While global warming is the most commonly discussed aspect of climate change, a rise in temperature is only part of the picture, said Mountain. In fact, the disappearance of glaciers on Mt. Kilimanjaro is more about weather patterns.

“It’s, on average, minus five degrees up there,” Mountain said. “It’s a precipitation issue — a change in the moisture pattern on the mountain.”

Simply put, the precipitation that used to feed the glaciers came off the Indian Ocean. But the changing climate has altered weather patterns. As the glaciers melt and provide water for those below, no new moisture makes it up the mountain to replenish the store.

Ben Dant, who will be a senior at St. X this fall, said that on the group’s way up the mountain, he saw a stake in the ground that marked where the ice once was.

Mountain told the group he placed stakes around the perimeter of the ice in 1999 and 2000. “It has receded significantly,” he said.
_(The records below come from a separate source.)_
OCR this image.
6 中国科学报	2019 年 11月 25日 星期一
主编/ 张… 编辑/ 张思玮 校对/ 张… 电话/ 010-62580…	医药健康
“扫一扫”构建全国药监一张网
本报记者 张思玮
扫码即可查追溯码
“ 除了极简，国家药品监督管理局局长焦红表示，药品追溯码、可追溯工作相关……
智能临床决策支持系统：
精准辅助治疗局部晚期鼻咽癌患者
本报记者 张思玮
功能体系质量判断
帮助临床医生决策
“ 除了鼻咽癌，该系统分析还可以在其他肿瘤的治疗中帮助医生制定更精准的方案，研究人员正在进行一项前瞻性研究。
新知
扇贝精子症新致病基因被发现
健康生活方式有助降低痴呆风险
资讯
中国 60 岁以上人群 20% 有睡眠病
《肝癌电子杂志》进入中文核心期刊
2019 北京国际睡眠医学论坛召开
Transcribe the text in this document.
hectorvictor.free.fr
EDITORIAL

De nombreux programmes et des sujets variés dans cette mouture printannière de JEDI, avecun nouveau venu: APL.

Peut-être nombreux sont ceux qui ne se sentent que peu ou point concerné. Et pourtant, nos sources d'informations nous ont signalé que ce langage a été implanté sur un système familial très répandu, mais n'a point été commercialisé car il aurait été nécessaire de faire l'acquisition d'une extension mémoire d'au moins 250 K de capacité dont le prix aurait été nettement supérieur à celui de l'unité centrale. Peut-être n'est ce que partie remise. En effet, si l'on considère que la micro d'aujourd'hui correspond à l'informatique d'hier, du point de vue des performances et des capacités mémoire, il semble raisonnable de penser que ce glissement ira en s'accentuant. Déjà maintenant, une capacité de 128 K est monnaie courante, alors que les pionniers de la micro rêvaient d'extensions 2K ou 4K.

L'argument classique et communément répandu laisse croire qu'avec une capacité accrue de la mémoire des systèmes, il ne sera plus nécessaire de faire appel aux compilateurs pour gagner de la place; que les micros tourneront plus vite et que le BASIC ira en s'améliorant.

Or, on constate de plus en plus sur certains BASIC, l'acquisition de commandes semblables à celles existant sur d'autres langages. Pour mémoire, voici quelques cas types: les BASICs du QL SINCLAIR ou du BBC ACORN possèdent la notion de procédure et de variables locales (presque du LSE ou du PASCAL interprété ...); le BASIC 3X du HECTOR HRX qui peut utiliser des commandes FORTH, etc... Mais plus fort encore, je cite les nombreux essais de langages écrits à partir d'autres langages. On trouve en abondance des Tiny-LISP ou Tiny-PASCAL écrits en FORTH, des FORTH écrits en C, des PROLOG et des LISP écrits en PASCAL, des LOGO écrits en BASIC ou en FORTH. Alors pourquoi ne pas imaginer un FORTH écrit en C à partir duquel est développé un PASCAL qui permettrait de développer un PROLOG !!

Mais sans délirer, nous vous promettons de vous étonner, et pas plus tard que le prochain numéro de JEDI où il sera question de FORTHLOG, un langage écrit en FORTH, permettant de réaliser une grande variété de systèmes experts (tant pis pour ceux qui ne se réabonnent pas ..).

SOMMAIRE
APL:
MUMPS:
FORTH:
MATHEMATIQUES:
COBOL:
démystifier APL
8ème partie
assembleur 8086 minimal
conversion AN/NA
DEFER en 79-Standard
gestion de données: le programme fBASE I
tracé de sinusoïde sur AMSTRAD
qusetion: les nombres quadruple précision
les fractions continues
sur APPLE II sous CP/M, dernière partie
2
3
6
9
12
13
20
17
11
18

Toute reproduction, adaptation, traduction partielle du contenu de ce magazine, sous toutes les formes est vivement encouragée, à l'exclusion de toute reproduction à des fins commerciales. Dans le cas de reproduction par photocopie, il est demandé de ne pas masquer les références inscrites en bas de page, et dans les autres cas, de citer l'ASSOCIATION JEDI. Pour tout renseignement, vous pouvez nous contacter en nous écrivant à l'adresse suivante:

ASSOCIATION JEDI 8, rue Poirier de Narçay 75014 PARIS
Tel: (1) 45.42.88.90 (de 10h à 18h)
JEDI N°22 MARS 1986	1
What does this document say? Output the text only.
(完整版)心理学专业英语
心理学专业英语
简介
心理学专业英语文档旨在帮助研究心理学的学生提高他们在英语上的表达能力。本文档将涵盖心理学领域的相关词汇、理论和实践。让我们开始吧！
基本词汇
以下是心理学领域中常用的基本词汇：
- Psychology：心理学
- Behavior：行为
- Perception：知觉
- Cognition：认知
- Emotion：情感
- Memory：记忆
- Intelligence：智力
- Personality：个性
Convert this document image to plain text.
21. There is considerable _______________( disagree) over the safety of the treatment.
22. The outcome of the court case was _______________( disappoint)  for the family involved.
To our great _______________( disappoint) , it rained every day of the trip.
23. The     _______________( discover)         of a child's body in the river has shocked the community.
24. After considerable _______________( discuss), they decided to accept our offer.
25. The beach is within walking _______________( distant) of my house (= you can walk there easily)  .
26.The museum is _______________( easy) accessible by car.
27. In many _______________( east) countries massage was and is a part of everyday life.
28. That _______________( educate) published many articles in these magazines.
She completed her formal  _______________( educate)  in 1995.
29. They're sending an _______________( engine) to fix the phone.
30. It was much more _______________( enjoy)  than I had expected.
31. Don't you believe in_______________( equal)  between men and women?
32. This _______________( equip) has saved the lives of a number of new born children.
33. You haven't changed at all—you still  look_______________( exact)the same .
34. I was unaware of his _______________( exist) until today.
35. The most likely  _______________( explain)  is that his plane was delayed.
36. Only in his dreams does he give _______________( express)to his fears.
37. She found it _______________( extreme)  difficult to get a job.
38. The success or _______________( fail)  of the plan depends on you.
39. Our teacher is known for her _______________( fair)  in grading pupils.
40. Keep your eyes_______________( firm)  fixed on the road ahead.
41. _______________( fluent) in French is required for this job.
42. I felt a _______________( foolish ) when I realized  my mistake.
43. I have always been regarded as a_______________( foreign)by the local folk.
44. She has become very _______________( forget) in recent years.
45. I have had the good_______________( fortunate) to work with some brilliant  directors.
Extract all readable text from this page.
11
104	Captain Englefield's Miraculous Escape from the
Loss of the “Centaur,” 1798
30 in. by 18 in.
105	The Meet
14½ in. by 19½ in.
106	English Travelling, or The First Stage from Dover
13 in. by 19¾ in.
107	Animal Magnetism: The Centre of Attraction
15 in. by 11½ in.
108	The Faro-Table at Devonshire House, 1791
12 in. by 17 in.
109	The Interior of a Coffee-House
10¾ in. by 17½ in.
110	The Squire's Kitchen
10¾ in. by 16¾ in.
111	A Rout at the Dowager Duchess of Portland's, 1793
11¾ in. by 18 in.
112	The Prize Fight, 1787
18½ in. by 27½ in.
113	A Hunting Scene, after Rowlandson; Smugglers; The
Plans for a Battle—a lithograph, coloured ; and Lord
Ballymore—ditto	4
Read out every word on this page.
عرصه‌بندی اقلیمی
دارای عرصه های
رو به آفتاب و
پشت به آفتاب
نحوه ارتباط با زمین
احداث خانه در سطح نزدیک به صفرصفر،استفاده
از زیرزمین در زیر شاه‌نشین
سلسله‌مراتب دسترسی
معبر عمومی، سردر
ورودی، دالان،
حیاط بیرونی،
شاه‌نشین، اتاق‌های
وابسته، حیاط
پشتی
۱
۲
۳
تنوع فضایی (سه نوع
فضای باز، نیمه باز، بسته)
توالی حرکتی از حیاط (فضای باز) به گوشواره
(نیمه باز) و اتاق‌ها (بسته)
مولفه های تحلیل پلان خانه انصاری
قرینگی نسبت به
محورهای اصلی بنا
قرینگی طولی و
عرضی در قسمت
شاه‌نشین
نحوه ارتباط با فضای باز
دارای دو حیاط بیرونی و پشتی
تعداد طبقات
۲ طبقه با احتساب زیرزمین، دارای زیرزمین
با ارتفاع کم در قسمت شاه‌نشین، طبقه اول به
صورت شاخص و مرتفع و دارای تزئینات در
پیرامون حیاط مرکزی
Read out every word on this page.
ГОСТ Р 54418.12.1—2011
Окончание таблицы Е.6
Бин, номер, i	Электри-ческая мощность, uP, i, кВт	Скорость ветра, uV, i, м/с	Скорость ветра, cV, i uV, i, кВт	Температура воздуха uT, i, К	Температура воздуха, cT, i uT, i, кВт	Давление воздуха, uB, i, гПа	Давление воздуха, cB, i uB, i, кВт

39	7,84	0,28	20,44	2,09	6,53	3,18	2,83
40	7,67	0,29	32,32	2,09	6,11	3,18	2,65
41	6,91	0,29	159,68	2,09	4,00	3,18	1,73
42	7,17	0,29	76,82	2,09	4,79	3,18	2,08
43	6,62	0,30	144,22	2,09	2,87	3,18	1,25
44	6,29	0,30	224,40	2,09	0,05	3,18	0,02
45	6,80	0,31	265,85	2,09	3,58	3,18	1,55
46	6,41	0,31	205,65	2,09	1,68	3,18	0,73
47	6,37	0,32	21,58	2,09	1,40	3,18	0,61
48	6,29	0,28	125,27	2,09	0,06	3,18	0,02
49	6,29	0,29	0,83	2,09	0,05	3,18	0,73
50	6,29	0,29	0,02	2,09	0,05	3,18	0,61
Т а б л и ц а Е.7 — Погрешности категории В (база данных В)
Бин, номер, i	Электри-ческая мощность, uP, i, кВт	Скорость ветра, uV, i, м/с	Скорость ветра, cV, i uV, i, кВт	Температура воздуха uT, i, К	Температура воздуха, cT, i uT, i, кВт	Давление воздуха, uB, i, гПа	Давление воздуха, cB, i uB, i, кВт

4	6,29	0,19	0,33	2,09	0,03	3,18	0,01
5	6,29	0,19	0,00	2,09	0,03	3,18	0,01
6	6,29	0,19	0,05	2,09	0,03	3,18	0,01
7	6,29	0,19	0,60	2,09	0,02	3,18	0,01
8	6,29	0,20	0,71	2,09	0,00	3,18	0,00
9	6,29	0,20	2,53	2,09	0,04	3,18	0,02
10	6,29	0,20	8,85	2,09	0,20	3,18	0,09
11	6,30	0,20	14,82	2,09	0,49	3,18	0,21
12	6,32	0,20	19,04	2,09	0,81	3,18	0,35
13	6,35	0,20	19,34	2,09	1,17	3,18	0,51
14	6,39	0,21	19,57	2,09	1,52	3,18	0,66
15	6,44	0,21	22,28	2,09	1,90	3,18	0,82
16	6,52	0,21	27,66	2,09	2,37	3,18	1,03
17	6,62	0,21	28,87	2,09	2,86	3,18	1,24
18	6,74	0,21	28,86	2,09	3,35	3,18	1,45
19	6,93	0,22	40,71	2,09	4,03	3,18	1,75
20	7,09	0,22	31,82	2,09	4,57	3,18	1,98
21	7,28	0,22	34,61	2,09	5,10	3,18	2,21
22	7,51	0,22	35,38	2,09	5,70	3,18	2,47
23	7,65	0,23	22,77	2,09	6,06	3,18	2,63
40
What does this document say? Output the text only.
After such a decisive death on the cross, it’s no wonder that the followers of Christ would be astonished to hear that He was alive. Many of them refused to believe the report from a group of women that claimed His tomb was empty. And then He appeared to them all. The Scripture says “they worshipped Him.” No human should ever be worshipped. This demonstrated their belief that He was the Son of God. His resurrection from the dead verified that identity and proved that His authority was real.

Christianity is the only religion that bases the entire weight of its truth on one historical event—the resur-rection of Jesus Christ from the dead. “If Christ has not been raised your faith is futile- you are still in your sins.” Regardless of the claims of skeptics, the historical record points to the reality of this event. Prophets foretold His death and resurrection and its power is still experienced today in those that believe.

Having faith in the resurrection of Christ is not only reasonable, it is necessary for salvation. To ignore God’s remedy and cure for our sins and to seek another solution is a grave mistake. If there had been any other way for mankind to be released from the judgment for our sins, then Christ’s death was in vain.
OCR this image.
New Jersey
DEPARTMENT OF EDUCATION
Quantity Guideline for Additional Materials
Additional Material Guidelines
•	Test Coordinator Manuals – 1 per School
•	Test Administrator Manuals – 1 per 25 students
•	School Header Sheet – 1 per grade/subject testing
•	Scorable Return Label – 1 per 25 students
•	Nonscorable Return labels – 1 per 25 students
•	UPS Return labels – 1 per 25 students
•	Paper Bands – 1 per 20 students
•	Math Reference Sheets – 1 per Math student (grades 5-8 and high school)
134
Mountain and his team took four ice core samples from the summit in 2000 and set up a monitoring station there. One mass of ice in 2000 “measured 20 to 30 meters and has deteriorated significantly and is dividing into chunks,” he said.

“Under current climate conditions, there is no indication to expect it to stop,” he said. “Kilimanjaro has the last glaciers in Africa. There are other pockets of ice, but the glaciers started disappearing in the last 30 years.”

During one of the early days of St. X’s expedition, the students saw a woman carrying water five miles outside of the closest town. Mountain explained that people are forced to go farther and farther to find the resources they need.

“Eighty percent of these people’s day is (spent) meeting their obligation to stay alive,” he said. “The poor and marginalized countries — where climate dictates the quality of their lives — are the one that will feel it.”

Mountain said he thinks the St. X students had a good chance to observe the situation on the expedition.

“The effects will be felt when they sit down to contemplate what they have seen,” he said. “Moving from Louisville into a third-world country is an eye-opener. It’s not (about) going into a community, looking and walking away. It’s about looking at the deeper issues that come into this. That’s the sort of thing I’d like to think people are coming home with.”

While climate change continues to be studied and its causes are debated, Mountain said there’s no doubt “the rate of change we’re seeing is more rapid than we’ve seen in 10,000 years. It’s been warmer, and it’s been colder. But the rate of change” has not been seen. And “there is a human signature that is helping this rate of change occur,” he said.